The level of noise versus accurately detecting all the important edges really depends on the threshold chosen. Below, I'll pick two thresholds, one at 20% of the maximum gradient and one at 10% of the maximum gradient. (That is, if the greatest pixel-to-pixel difference were 100, I'd only show lines that were over 20 and over 10).
And of course, these are only in the NS direction. We'll also want to do this in the EW direction. As seen here (high):
And with the EW, low (10%) threshold:
As you can see, the higher threshold has less noise, but in both the NS and EW direction, fails to pick up the full line that you can see in the lower threshold.
Step 4: Edge Tracing
The algorithmic solution to the problem above is to use the high threshold as a baseline to figure out what lines are the important lines, and use the lower threshold to follow those lines. I'll quote Wikipedia's explanation as being a relatively clear explanation:
Making the assumption that important edges should be along continuous curves in the image allows us to follow a faint section of a given line and to discard a few noisy pixels that do not constitute a line but have produced large gradients. Therefore we begin by applying a high threshold. This marks out the edges we can be fairly sure are genuine. Starting from these, using the directional information derived earlier, edges can be traced through the image. While tracing an edge, we apply the lower threshold, allowing us to trace faint sections of edges as long as we find a starting point.
So, starting with the pixels in the high threshold, I then use any pixels in the low-threshold image that are adjacent. My implementation of this was akin to the Paint Bucket tool in an image editing program, spreading (recursively) until all the adjacent pixels in the region were detected. Again, I ignored the NE/SW type directions for simplicity.

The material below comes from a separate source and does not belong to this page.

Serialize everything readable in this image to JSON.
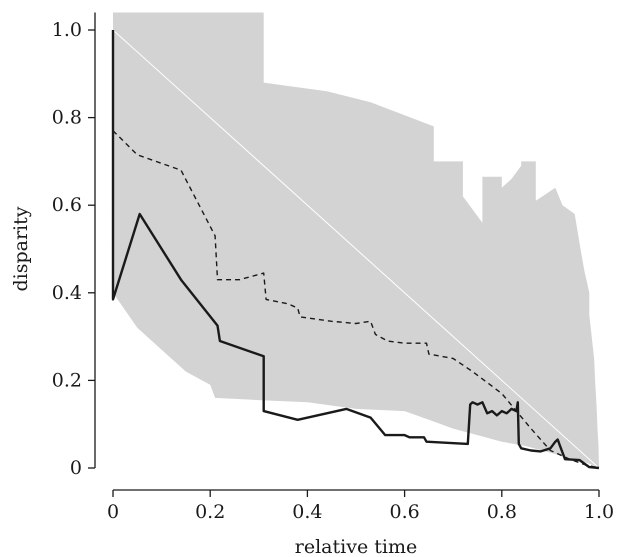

The edge-traced images are shown below, first in the NS direction:
And also in the EW direction:
As you can see, the major lines are fully traced (better than in the 20% threshold), while eliminating most the noise (much better than in the 10% threshold).
Step 5: Non-Maximum Supression
The lines in the above images are all really thick, and all the extra pixels would make the detected edges hard to use in practice, for example, in a geometry detection algorithm. What we'd like to do is to thin down the lines so that only the highest delta in a region showed up. To do this, we refer to the original (post step-1) greyscale image, and find the local maximas of the gradient function. My implementation (for the NS direction) looks at each "column" of pixels independently, and finds the local maximas of each "cluster" of white. The resulting edges are shown below:
Step 6: Composite Images
Finally, we need to join the NS and EW edges into a single image. The implementation is easy, just binary OR each pixel in the image. Hooray!
As you can see below, we finally have a clean edge-detection image to use.